Comment parler géopolitiquement d'Israël sans verser dans la montée très rapide à l'émotion, à l’idéologie, à la polémique, aux accusations ?, Peut-être en revenant à une analyse géopolitique fondée sur la géographie et faire travailler un auteur mexicain, assez éloigné donc des clivages émotifs du sujet. C'est ce mélange inédit qui nous propose ce livre rare et indispensable permettant un regard enfin distancié sur la question israélo-palestinienne.

Il faut dire que l'auteur est accompagné d'un des plus grands géographes français, Philippe Subra. Cela aide évidemment à apporter distance et rigueur d'analyse mais aussi expérience géographique.

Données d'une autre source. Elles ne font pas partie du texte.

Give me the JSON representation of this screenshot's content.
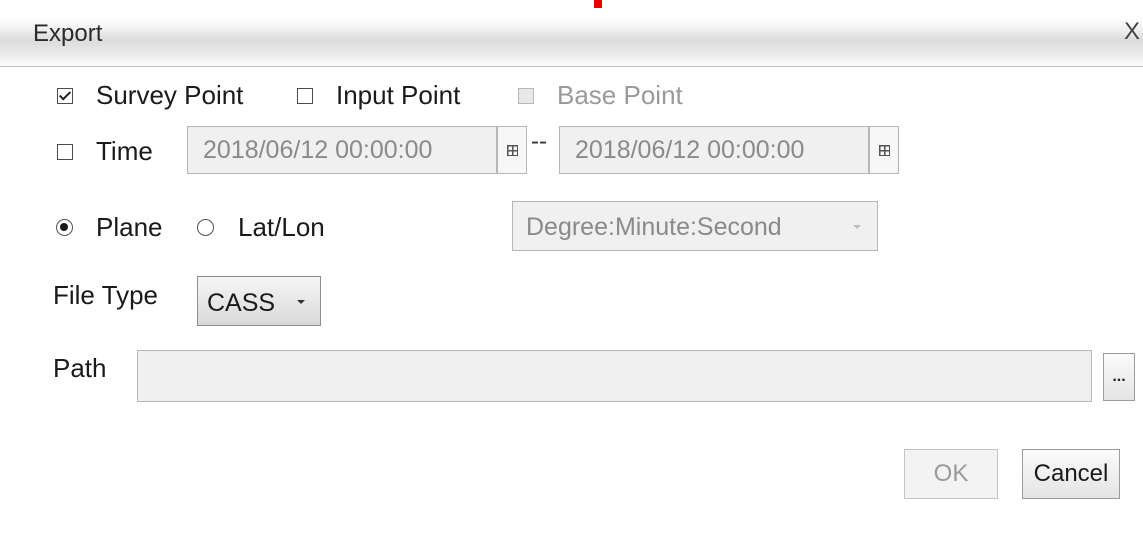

Au fond, toute la stratégie territoriale d'Israël ne se réduit pas au territoires occupés ni à la construction du mur, ce à quoi on la réduit trop souvent. L’intérêt du livre consiste à montrer que le principal angle de compréhension est ce que nous appelons en France "l'aménagement du territoire". Cet angle, plus neutre, laisse toutefois apparaître une politique presque séculaire puisque remontant à la période pré-étatique, de 1890 à 1948.

Le livre montre ainsi la fabrication de frontières à l'intérieur d'Israël (dès avant le Mur) - chap 1 ; tout le travail de colonisation, d'aménagement et de maîtrise de l'espace (chap 2); que cette politique d'aménagement israélienne, ne cache pas de profondes division juives (chap 3); le livre s'attarde ensuite sur le système électoral (chap 4) puis sur Rawabi, "la ville du futur" palestinienne, (chap 6).

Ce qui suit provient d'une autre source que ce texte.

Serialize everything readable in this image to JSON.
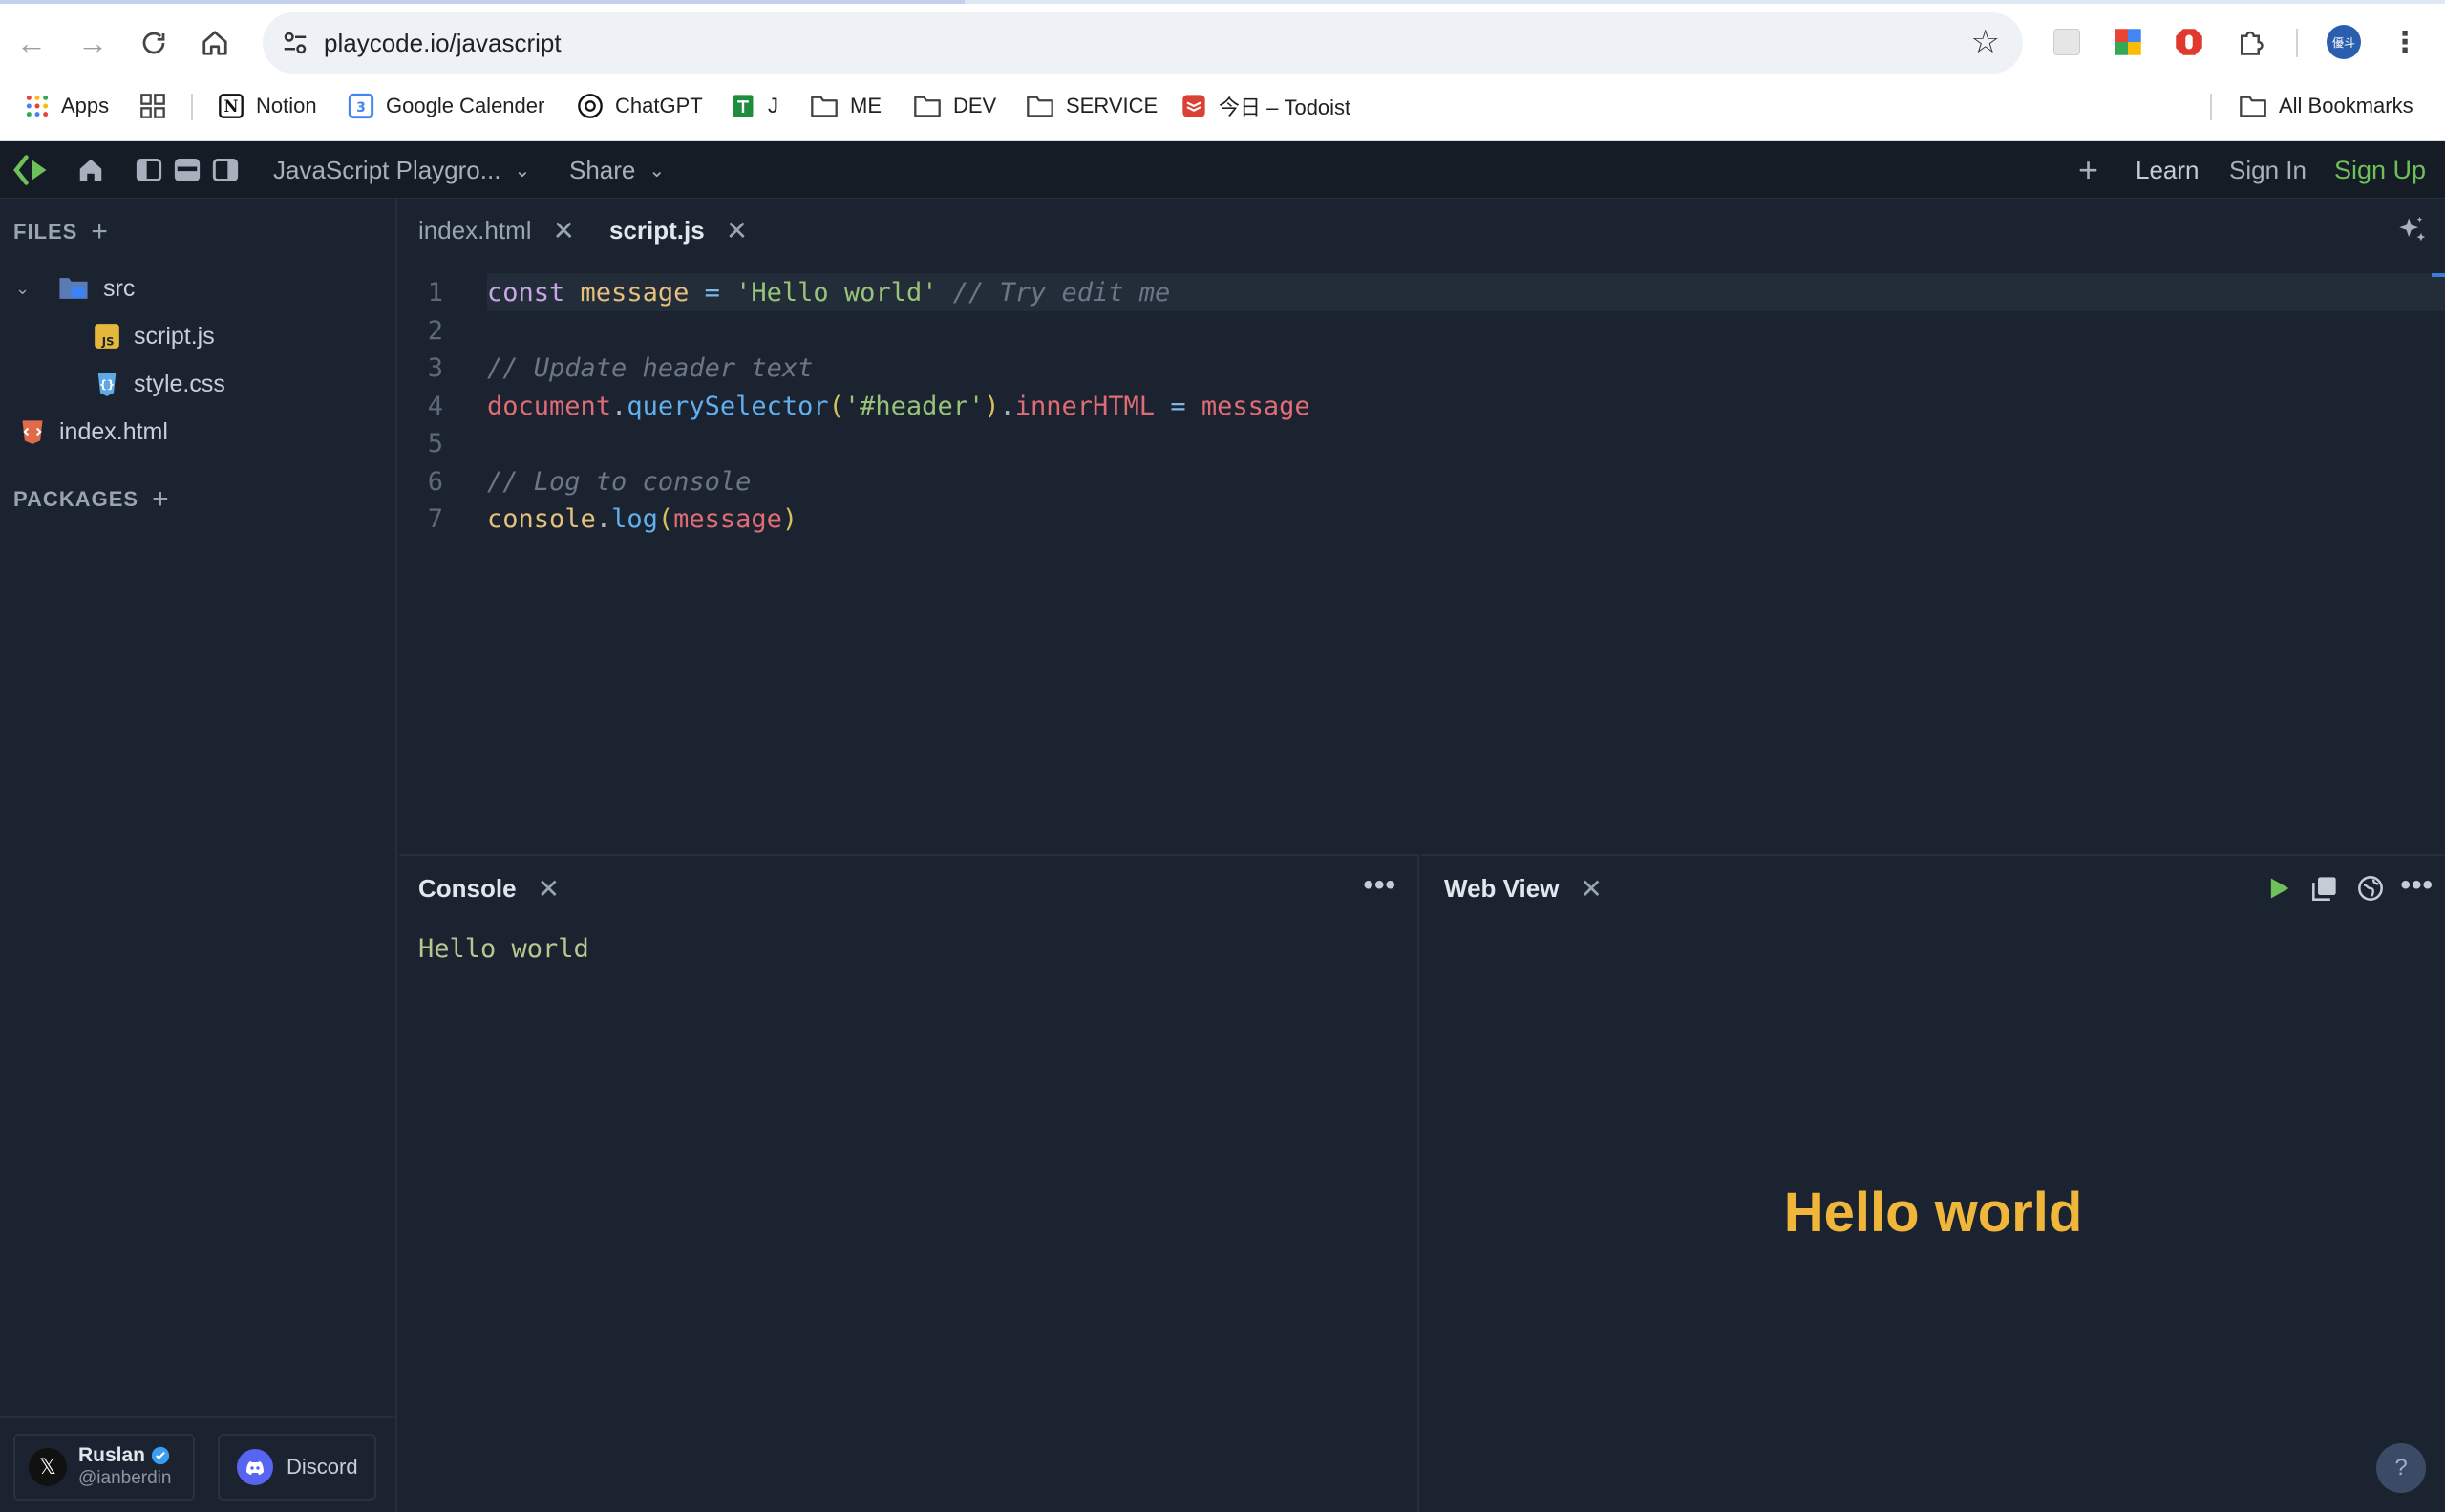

Bref, au-delà des guerres et des conflits, au-delà des murs et des "colonies", le livre montre aussi l'évolution des réseaux routiers ou des découpages administratifs, ou encore les séparations de communautés entre centres et périphéries des villes israéliennes.

L'ensemble dresse un tableau particulièrement instructif, sourcé et académique (je n'ose dire neutre), qui démontre une permanence des objectifs territoriaux de l’État d'Israël, confronté à une exiguïté qui rend cette question des limites essentielle. On en déduit logiquement que ce qui n'était qu'un moyen est devenu une fin en soi et que l'extension des frontières va de pair avec un enfermement psychologique et obsidional.

On note également la question de la densité démographique (et des zones désertiques), ou encore de la lutte pour les ressources en eau, avec un déterminant environnemental qui prend une importance croissante. Autant de sujets "techniques" qui militent pour des décisions "techniques", celles-ci contribuant, "par hasard" à concourir à un plan plus général d’occupation de l'espace.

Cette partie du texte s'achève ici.